Tuesday, December 9, 2014

Sucker | Charli XCX


★★★☆☆

Those who asked why English singer-songwriter Charli XCX was not already a mainstream megastar in 2013 must be very happy with her career path this year. After repeatedly discrediting her attachment to last year's "I Love It," the party anthem she penned and gave away to Swedish duo Icona Pop, Charli XCX embraced her hit collaboration with Iggy Azalea on "Fancy" and her own cutesy "Boom Clap" from the soundtrack of The Fault in Our Stars. The singles peaked at numbers one and eight, respectively, on the Billboard Hot 100 over the summer. Her surge in popularity came at exactly the right time, as she spent the past months gearing up for the release of the sophomore major-label album, Sucker.

On her last album, True Romance, Charli tied the melodrama of high school heartbreak and electrifying synthpop with promising, but not outstanding, results. Her newfound taste of true mainstream success has added an edge to her personality as she transitions to a bratty wannabe-delinquent, which in turn creates a sonic direction that encases rock undertones and heavy guitars in her established gritty synthpop sound. From shouts of "Fuck you, sucker!" in the title track to the proclamation of "I don't want to go to school, I just want to break the rules" in the album's second single, Charli aims to become the creator of the next immature teen anthem à la Alice Cooper's "School's Out." Elsewhere, she still sounds like a typical moody tyke as she thinks that she could die happily after "going hard with all of my friends" in "Die Tonight" and brings proud smirks of "I hate your friends and your family, too, so breaking up was easy to do" in "Breaking Up."
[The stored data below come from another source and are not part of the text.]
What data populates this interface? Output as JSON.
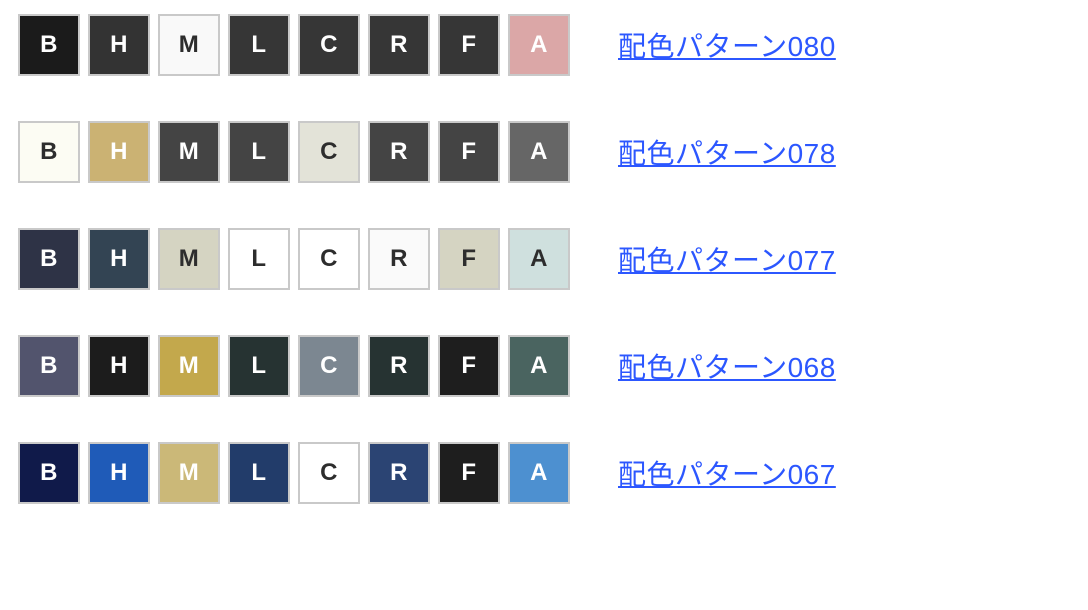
{
  "swatch_letters": [
    "B",
    "H",
    "M",
    "L",
    "C",
    "R",
    "F",
    "A"
  ],
  "rows": [
    {
      "link_label": "配色パターン080",
      "swatches": [
        {
          "bg": "#1b1b1b",
          "fg": "#ffffff"
        },
        {
          "bg": "#333333",
          "fg": "#ffffff"
        },
        {
          "bg": "#f9f9f9",
          "fg": "#2d2d2d"
        },
        {
          "bg": "#363636",
          "fg": "#ffffff"
        },
        {
          "bg": "#363636",
          "fg": "#ffffff"
        },
        {
          "bg": "#363636",
          "fg": "#ffffff"
        },
        {
          "bg": "#363636",
          "fg": "#ffffff"
        },
        {
          "bg": "#dba7a7",
          "fg": "#ffffff"
        }
      ]
    },
    {
      "link_label": "配色パターン078",
      "swatches": [
        {
          "bg": "#fcfcf3",
          "fg": "#2d2d2d"
        },
        {
          "bg": "#cbb273",
          "fg": "#ffffff"
        },
        {
          "bg": "#444444",
          "fg": "#ffffff"
        },
        {
          "bg": "#444444",
          "fg": "#ffffff"
        },
        {
          "bg": "#e3e3d8",
          "fg": "#2d2d2d"
        },
        {
          "bg": "#444444",
          "fg": "#ffffff"
        },
        {
          "bg": "#444444",
          "fg": "#ffffff"
        },
        {
          "bg": "#666666",
          "fg": "#ffffff"
        }
      ]
    },
    {
      "link_label": "配色パターン077",
      "swatches": [
        {
          "bg": "#2e3346",
          "fg": "#ffffff"
        },
        {
          "bg": "#334453",
          "fg": "#ffffff"
        },
        {
          "bg": "#d5d4c2",
          "fg": "#2d2d2d"
        },
        {
          "bg": "#ffffff",
          "fg": "#2d2d2d"
        },
        {
          "bg": "#ffffff",
          "fg": "#2d2d2d"
        },
        {
          "bg": "#fafafa",
          "fg": "#2d2d2d"
        },
        {
          "bg": "#d5d4c2",
          "fg": "#2d2d2d"
        },
        {
          "bg": "#cfe0de",
          "fg": "#2d2d2d"
        }
      ]
    },
    {
      "link_label": "配色パターン068",
      "swatches": [
        {
          "bg": "#52546d",
          "fg": "#ffffff"
        },
        {
          "bg": "#1c1c1c",
          "fg": "#ffffff"
        },
        {
          "bg": "#c3a84c",
          "fg": "#ffffff"
        },
        {
          "bg": "#263332",
          "fg": "#ffffff"
        },
        {
          "bg": "#7c8791",
          "fg": "#ffffff"
        },
        {
          "bg": "#263332",
          "fg": "#ffffff"
        },
        {
          "bg": "#1e1e1e",
          "fg": "#ffffff"
        },
        {
          "bg": "#4a6460",
          "fg": "#ffffff"
        }
      ]
    },
    {
      "link_label": "配色パターン067",
      "swatches": [
        {
          "bg": "#101a4a",
          "fg": "#ffffff"
        },
        {
          "bg": "#1f5bb8",
          "fg": "#ffffff"
        },
        {
          "bg": "#cbb878",
          "fg": "#ffffff"
        },
        {
          "bg": "#223c6a",
          "fg": "#ffffff"
        },
        {
          "bg": "#ffffff",
          "fg": "#2d2d2d"
        },
        {
          "bg": "#2b4473",
          "fg": "#ffffff"
        },
        {
          "bg": "#1e1e1e",
          "fg": "#ffffff"
        },
        {
          "bg": "#4d90d0",
          "fg": "#ffffff"
        }
      ]
    }
  ]
}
She may have potentially reversed her musical age in some ways, but influences of her first tastes of fame are even apparent from new song titles: "Famous" and "London Queen" automatically come to mind. For "Famous," Charli paired up with mega-producer Greg Kurstin (see: Lily Allen's Sheezus and Sia's 1000 Forms of Fear) to craft a killer pop-rock hybrid about crashing parties and (already fulfilled) dreams of being a superstar, while the latter is a '80s rock dream come true for XCX as she shouts "I never thought I'd be living in the USA / Doing things the American way / Oi, oi, oi." Unsurprisingly, Charli's hit love-gushing pop track "Boom Clap" is an awkward outlier on the rough-edged Sucker, but the light-sounding "Caught in the Middle" sits at second place in the race for the most unfitting song award. The latter track hugs the sound of True Romance and could easily be tailored to radio airplay needs.

Fortunately for Charli, her nearest young contemporaries have left ample room for her to experiment with her sound without stepping on any toes. In comparison to the works of others in her age demographic, this album is filled to the brim with grimy, rough, guitar-filled tracks that will make Sky Ferreira green with envy, but utilizes bratty lyrical handiwork that will make Lorde cringe. It's a niche that suits her well now, but the immature antics and teenage state of mind aren't likely to hold her over forever; so far, keeping that formula has only worked for Avril Lavigne. From last year to this year, Charli XCX has gone from a melodramatic poet to a young punk-rock rebel, which seems a bit extreme. We already knew that the album would be punk-inspired, but we had no idea that the attitude of her new rocker role models would impact her personality, and her sound, so heavily.